U.S. industry representatives want a better deal, but they don’t see negotiations working without retaliations. The WTO ruled years ago that the EU restrictions were costing the U.S. about $117 million a year in lost sales.

“Despite our unhappy experience with the 2009 agreement and the duty-free quota, we remain convinced that there is a viable future for U.S. beef in the EU market,” Lively said, speaking on behalf of USMEF, the National Cattlemen’s Beef Association and North American Meat Institute.

“This is why we supported USTR’s efforts over the past two years to engage the European Commission in discussions about ways to rescue the agreement and the quota. But our frustration has only grown as the months have passed by without this dialogue producing any progress toward a satisfactory outcome. Faced with the continued erosion in our share of the quota, we have been forced to conclude that further action is needed.”

The quota is for 45,000 metric tons of beef imports per year. Competing with other countries like Australia, Uruguay and Argentina, the U.S. is only selling about 18,000 tons of beef a year to the EU – “a drop in the bucket,” Lively said, and far below what the U.S. is capable of exporting.

“We believe the demand is there,” Lively said during a question and answer period at the hearing and before a panel that included representatives from the USTR, and the departments of Agriculture, Commerce and Treasury. The EU consumes about 8 million tons of beef per year.
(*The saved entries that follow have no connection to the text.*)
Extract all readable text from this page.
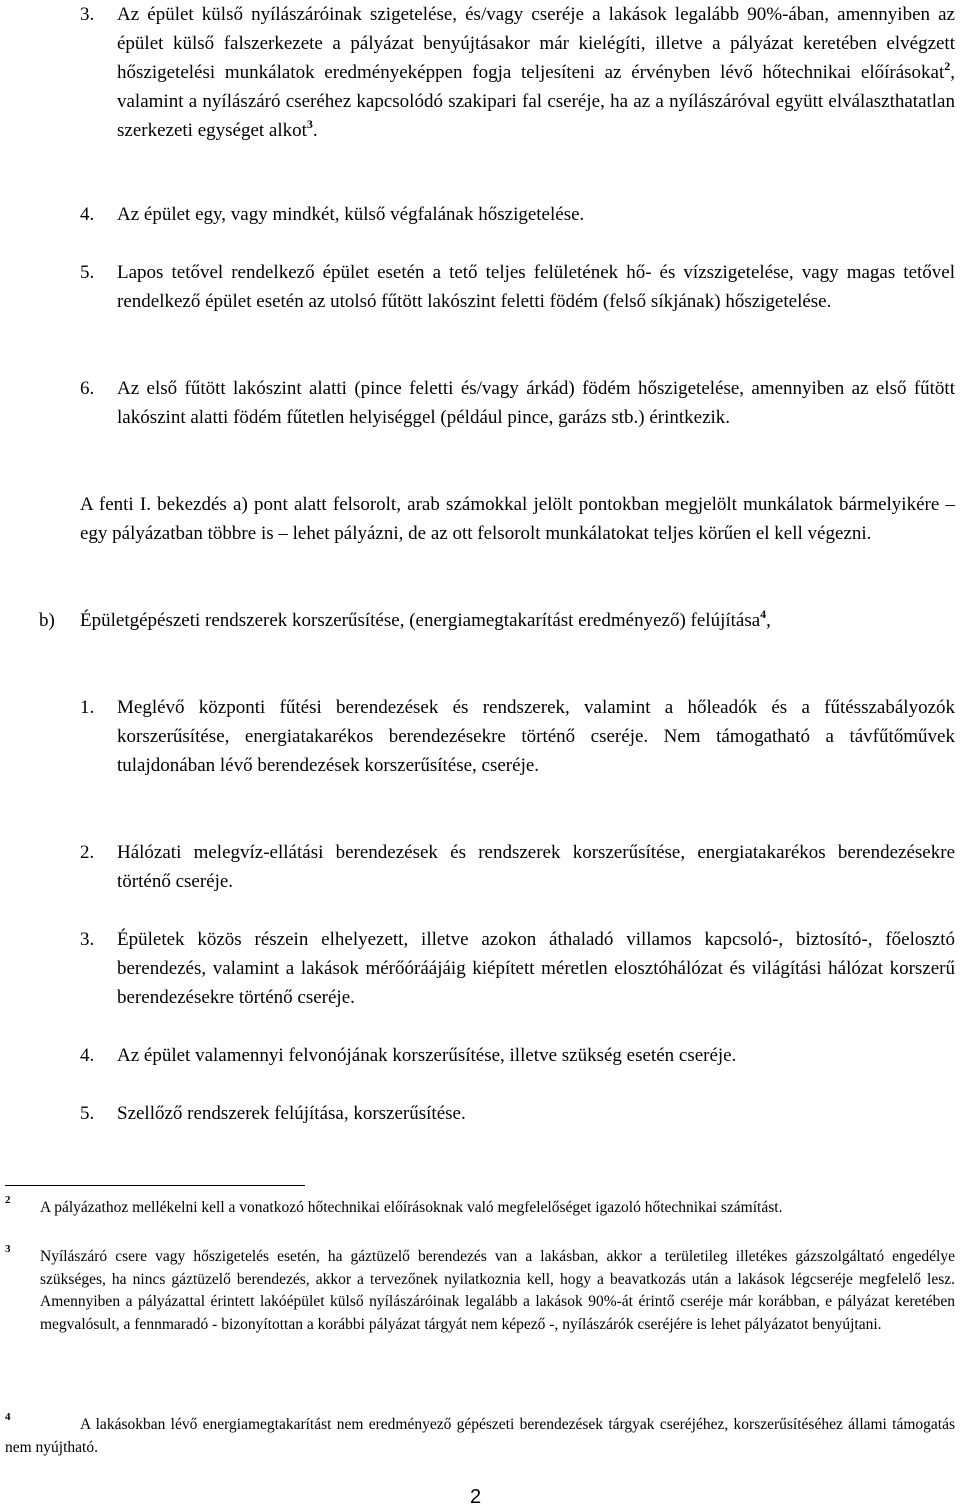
3. Az épület külső nyílászáróinak szigetelése, és/vagy cseréje a lakások legalább 90%-ában, amennyiben az épület külső falszerkezete a pályázat benyújtásakor már kielégíti, illetve a pályázat keretében elvégzett hőszigetelési munkálatok eredményeképpen fogja teljesíteni az érvényben lévő hőtechnikai előírásokat$^2$, valamint a nyílászáró cseréhez kapcsolódó szakipari fal cseréje, ha az a nyílászáróval együtt elválaszthatatlan szerkezeti egységet alkot$^3$.

4. Az épület egy, vagy mindkét, külső végfalának hőszigetelése.

5. Lapos tetővel rendelkező épület esetén a tető teljes felületének hő- és vízszigetelése, vagy magas tetővel rendelkező épület esetén az utolsó fűtött lakószint feletti födém (felső síkjának) hőszigetelése.

6. Az első fűtött lakószint alatti (pince feletti és/vagy árkád) födém hőszigetelése, amennyiben az első fűtött lakószint alatti födém fűtetlen helyiséggel (például pince, garázs stb.) érintkezik.

A fenti I. bekezdés a) pont alatt felsorolt, arab számokkal jelölt pontokban megjelölt munkálatok bármelyikére – egy pályázatban többre is – lehet pályázni, de az ott felsorolt munkálatokat teljes körűen el kell végezni.

b) Épületgépészeti rendszerek korszerűsítése, (energiamegtakarítást eredményező) felújítása$^4$,

1. Meglévő központi fűtési berendezések és rendszerek, valamint a hőleadók és a fűtésszabályozók korszerűsítése, energiatakarékos berendezésekre történő cseréje. Nem támogatható a távfűtőművek tulajdonában lévő berendezések korszerűsítése, cseréje.

2. Hálózati melegvíz-ellátási berendezések és rendszerek korszerűsítése, energiatakarékos berendezésekre történő cseréje.

3. Épületek közös részein elhelyezett, illetve azokon áthaladó villamos kapcsoló-, biztosító-, főelosztó berendezés, valamint a lakások mérőóráájáig kiépített méretlen elosztóhálózat és világítási hálózat korszerű berendezésekre történő cseréje.

4. Az épület valamennyi felvonójának korszerűsítése, illetve szükség esetén cseréje.

5. Szellőző rendszerek felújítása, korszerűsítése.

2 A pályázathoz mellékelni kell a vonatkozó hőtechnikai előírásoknak való megfelelőséget igazoló hőtechnikai számítást.
3 Nyílászáró csere vagy hőszigetelés esetén, ha gáztüzelő berendezés van a lakásban, akkor a területileg illetékes gázszolgáltató engedélye szükséges, ha nincs gáztüzelő berendezés, akkor a tervezőnek nyilatkoznia kell, hogy a beavatkozás után a lakások légcseréje megfelelő lesz. Amennyiben a pályázattal érintett lakóépület külső nyílászáróinak legalább a lakások 90%-át érintő cseréje már korábban, e pályázat keretében megvalósult, a fennmaradó - bizonyítottan a korábbi pályázat tárgyát nem képező -, nyílászárók cseréjére is lehet pályázatot benyújtani.
4	A lakásokban lévő energiamegtakarítást nem eredményező gépészeti berendezések tárgyak cseréjéhez, korszerűsítéséhez állami támogatás nem nyújtható.
2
The Obama administration had threatened to resume retaliatory tariffs, but it’s unclear if the Trump administration will follow through on that threat. Vetter said it would be a wise move. Approval of the tariffs, she said, could spur Europe’s willingness to come to the table.

“This just keeps the process moving forward,” she told Agri-Pulse. “Obviously the (Trump)

administration will have to decide whether and when and on what products we might eventually use that retaliation, but I think it sends a signal that we are serious about having some remedy for the lack of market access … because of the ban.”

The potential for retaliatory tariffs is scary, though, for many companies that import products from the EU.

Imported chocolate bars, chewing gum and cough drops are on the list of products that could face possible 100 percent retaliatory tariffs, according to the National Confectioners Association. That’s why Laura Shumow, NCA’s vice president of scientific and regulatory affairs, testified last week at the USTR hearing.

“To end this dispute, we strongly agree with USTR that the European Union should abide by its WTO commitments, comply with the previously agreed settlement and return to the table to find a long-term solution that benefits U.S. exports,” Shumow said in testimony.